这个以“捕人”[83]为生的老头子就这么一直滔滔不绝地说下去,边说还边和着语速用手指敲着茶盘边沿,打着节拍。他那干瘦的脸冷冷地绷着,但他并没有看我,而是看着那擦得跟铜镜一样亮晃晃的铜茶炊。
“你该走啦。”他老婆已经两次提醒他了。他不睬她,仍旧顺着自己的思路一句一句往下说,忽然,还没等我反应过来,思路又不同了。
“你这小子啊,又不笨,又有文化,难道一辈子就当个做面包的吗?你只要为沙皇陛下工作,完全可以挣不少钱啊。”
我一边听他讲,一边在想怎么通知那些雷布诺利亚德街上的陌生人,让他们知道尼基福内奇已经盯上他们了。那里的一个旅馆里住着不久前才从亚卢托罗夫斯克流放回来的谢尔盖·索莫夫,人们跟我讲过他的许多趣事。

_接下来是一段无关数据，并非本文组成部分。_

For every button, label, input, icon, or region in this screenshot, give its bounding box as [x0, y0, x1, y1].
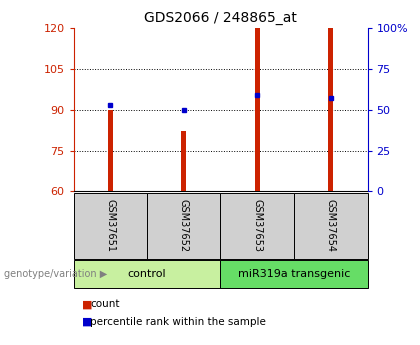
Bar — [255, 28, 260, 191]
Text: percentile rank within the sample: percentile rank within the sample — [90, 317, 266, 326]
Text: genotype/variation ▶: genotype/variation ▶ — [4, 269, 108, 279]
Text: GSM37651: GSM37651 — [105, 199, 115, 253]
Title: GDS2066 / 248865_at: GDS2066 / 248865_at — [144, 11, 297, 25]
Text: ■: ■ — [82, 299, 92, 309]
Text: GSM37652: GSM37652 — [179, 199, 189, 253]
Text: miR319a transgenic: miR319a transgenic — [238, 269, 350, 279]
Text: GSM37654: GSM37654 — [326, 199, 336, 253]
Text: count: count — [90, 299, 120, 309]
Text: control: control — [128, 269, 166, 279]
Bar — [181, 131, 186, 191]
Text: GSM37653: GSM37653 — [252, 199, 262, 253]
Bar — [108, 109, 113, 191]
Text: ■: ■ — [82, 317, 92, 326]
Bar — [328, 28, 333, 191]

“聪明人应该打堆过日子,就像蜜蜂在蜂房,黄蜂在蜂窝里一样,沙皇帝国……”
“看呐,都九点钟啦。”他女人叫起来。
“见鬼!”
尼基福内奇站起身,整理了下制服:
“不过,也没啥大不了,我坐马车去。再会,老弟!有空尽管过来,别客气……”
离开岗亭后,我叮嘱自己,以后再也不要到尼基福内奇家“做客”了,这个老头子已经让我倒胃口了,尽管他挺有趣。他那些讲怜悯坏处的话很有煽动性,而且牢牢印在我记忆里。我觉得其中还是有几分道理,但让人不爽的是,这些话竟出自一个沙俄警察之口。
常常有人争论这类话题,其中一次争论深深触动了我。
城里来了位“托尔斯泰主义者”,这种人我还是头一次遇到,高高的个子,骨瘦如柴,黝黑的脸盘,黑色的山羊胡子和黑人似的厚嘴唇。他总是驼着背看着地面,可偶尔也会猛地把秃头抬起,湿漉漉的黑眼睛燃着激情的光芒,他那锐利的目光中似乎燃烧着仇恨的火焰。座谈会在一个教授家里进行,来了很多年轻人,其中还有一位瘦削、优雅的小神父,是个神学硕士,穿一件黑丝绸教袍,这件教袍恰到好处地衬托了他那俊俏、苍白的脸,一双冷冷的灰眼睛露出干瘪的微笑。